When I received my latest virtual copy of STC Intercom, it provided the preliminary list of all the presentations being offered at the STC Summit this year. My first reaction was that of feeling like a kid in a candy store. So many topics! So many options! As I perused through the presentation listings, I could hear myself saying, “Ooh, that looks good!” in my head at all the choices.

But how’s a gal to choose? Ah, STC has helped us. They have organized the presentations into seven tracks to help us decipher what may best apply to our professional needs. They are all highly relevant categories on the cutting edge of what technical communicators need to learn and use to push the field forward, both on a personal level and as a profession.

The thing is … when I think of tracks, the first thing I think of is academic tracks that we were all often wedged into at high school. Going to college? There's a track for that. Not going to college? There's a track for that, too. I don't know about anyone else, but I don't like being wedged into only one path. While each of these tracks is a great means of providing some guidance to attendees, personally, I feel confined.
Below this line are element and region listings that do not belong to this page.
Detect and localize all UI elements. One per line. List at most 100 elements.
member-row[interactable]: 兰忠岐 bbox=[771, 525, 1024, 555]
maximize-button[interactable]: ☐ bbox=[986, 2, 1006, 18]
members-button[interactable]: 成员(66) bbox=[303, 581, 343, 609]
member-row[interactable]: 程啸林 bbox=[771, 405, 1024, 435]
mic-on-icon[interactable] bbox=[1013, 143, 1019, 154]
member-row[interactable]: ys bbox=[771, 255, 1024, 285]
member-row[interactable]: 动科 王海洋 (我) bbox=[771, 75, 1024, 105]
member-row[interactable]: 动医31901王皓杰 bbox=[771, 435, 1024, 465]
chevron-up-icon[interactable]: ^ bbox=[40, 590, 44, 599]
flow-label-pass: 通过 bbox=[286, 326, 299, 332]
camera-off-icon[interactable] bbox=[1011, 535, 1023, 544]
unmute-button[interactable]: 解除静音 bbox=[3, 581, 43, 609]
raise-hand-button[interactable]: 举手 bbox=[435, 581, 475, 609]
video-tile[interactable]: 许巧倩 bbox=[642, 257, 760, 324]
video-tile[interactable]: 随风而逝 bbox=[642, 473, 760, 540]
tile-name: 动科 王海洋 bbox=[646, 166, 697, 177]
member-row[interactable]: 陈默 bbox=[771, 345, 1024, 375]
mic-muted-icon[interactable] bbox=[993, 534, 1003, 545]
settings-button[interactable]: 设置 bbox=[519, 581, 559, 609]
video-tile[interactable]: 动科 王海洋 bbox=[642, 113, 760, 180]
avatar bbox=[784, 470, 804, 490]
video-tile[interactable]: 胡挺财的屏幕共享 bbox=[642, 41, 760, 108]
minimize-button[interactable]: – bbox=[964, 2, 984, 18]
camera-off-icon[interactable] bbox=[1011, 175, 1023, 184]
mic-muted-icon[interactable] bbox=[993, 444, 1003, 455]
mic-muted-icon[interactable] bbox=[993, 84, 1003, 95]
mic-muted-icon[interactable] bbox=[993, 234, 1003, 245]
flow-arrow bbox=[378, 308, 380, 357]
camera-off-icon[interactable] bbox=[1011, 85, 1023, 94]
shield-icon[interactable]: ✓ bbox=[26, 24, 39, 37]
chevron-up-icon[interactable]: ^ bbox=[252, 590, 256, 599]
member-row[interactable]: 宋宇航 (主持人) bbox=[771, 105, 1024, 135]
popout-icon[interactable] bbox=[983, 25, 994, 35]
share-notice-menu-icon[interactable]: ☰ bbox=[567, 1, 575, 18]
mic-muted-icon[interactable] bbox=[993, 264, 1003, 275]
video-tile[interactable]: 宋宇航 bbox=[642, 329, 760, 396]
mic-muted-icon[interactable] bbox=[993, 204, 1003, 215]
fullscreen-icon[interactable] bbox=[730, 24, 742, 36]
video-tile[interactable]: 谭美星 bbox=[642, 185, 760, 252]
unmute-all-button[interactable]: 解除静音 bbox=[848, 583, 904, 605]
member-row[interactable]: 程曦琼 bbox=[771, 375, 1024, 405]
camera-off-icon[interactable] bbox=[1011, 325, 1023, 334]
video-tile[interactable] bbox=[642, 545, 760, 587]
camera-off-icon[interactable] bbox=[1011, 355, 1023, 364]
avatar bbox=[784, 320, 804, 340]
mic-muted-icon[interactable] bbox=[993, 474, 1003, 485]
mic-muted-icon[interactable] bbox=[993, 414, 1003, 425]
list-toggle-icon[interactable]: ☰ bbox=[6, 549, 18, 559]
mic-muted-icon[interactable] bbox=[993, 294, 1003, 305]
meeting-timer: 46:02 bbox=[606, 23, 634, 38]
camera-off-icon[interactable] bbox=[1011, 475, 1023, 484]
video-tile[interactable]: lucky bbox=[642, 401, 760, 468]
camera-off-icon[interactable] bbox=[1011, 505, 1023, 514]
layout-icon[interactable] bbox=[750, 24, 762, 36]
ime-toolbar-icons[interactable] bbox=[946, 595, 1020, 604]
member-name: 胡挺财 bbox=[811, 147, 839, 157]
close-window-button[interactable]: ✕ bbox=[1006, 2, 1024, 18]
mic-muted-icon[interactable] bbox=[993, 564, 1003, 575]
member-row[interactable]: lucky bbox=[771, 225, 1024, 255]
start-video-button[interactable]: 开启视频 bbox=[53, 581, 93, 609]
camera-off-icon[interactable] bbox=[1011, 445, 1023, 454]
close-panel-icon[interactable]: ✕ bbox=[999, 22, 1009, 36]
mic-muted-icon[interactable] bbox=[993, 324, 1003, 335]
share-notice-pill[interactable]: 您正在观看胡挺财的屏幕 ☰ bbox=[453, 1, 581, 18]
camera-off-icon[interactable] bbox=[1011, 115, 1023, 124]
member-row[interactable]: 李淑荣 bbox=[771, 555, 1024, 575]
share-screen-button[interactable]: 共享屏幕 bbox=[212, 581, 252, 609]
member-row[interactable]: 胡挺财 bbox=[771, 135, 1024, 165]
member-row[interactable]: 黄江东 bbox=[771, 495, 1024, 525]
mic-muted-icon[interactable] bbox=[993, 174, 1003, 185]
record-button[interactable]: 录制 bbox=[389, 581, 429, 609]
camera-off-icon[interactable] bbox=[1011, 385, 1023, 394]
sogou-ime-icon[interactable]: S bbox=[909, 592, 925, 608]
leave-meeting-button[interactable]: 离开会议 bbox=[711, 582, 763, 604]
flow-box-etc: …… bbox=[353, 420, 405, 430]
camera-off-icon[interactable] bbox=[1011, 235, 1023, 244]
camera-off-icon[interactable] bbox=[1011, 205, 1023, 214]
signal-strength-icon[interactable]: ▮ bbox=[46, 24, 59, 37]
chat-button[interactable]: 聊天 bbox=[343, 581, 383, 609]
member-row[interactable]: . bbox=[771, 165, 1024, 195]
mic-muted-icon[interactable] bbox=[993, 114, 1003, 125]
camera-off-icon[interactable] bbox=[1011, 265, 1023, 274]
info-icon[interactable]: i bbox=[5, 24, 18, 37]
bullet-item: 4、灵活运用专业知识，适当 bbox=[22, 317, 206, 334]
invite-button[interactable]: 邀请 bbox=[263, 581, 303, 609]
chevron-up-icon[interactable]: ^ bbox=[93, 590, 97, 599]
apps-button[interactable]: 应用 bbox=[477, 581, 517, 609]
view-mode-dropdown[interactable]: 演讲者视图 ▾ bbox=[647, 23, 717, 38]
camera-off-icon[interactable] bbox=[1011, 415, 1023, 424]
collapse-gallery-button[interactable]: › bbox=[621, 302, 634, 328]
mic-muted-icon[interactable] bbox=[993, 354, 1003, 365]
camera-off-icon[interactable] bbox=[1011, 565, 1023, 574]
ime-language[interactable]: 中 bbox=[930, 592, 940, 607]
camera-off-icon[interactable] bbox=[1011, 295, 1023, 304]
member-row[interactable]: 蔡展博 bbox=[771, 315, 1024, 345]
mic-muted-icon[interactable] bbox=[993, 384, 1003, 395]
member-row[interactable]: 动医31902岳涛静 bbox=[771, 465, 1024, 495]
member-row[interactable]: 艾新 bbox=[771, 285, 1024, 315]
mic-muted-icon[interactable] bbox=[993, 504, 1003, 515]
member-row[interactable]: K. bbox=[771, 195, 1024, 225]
I'm sure for many people, these tracks are helpful, but for me, that makes it more confusing. Do I dare cross categories? Or do I concentrate on what relates to what I'm doing professionally right now? I am currently a content manager, but I want to keep up with the latest on m-learning, user design and the use of social media in tech comm. If there was ever a time to take advantage of so many resources in one place, the Summit seems to be the right time, don’t you think?

Being the rebel that I tend to be, most likely I won't be following the tracks, as helpful as they are. For me, part of the reason I want to go to the Summit is to learn how to not only reinforce the subjects that I'm working with now, but strengthen my other interests as well.

Tracks also make me think of paths, and it appears that there are many progressive paths available to all at the Summit. It reminds me of some of the lines of Robert Frost’s, “A Road Not Taken”:

Two roads diverged in a yellow wood,
And sorry I could not travel both
And be one traveler, long I stood
And looked down one as far as I could
To where it bent in the undergrowth….

Two roads diverged in a wood, and I–
I took the one less traveled by,
And that has made all the difference.

Danielle M. Villegas writes the blog TechCommGeekMom.com. She is graduated with her MSPTC degree from NJIT in 2012, and is currently a Web publishing consultant for BASF North America and an instructor for World Learning teaching Business and Technical Writing.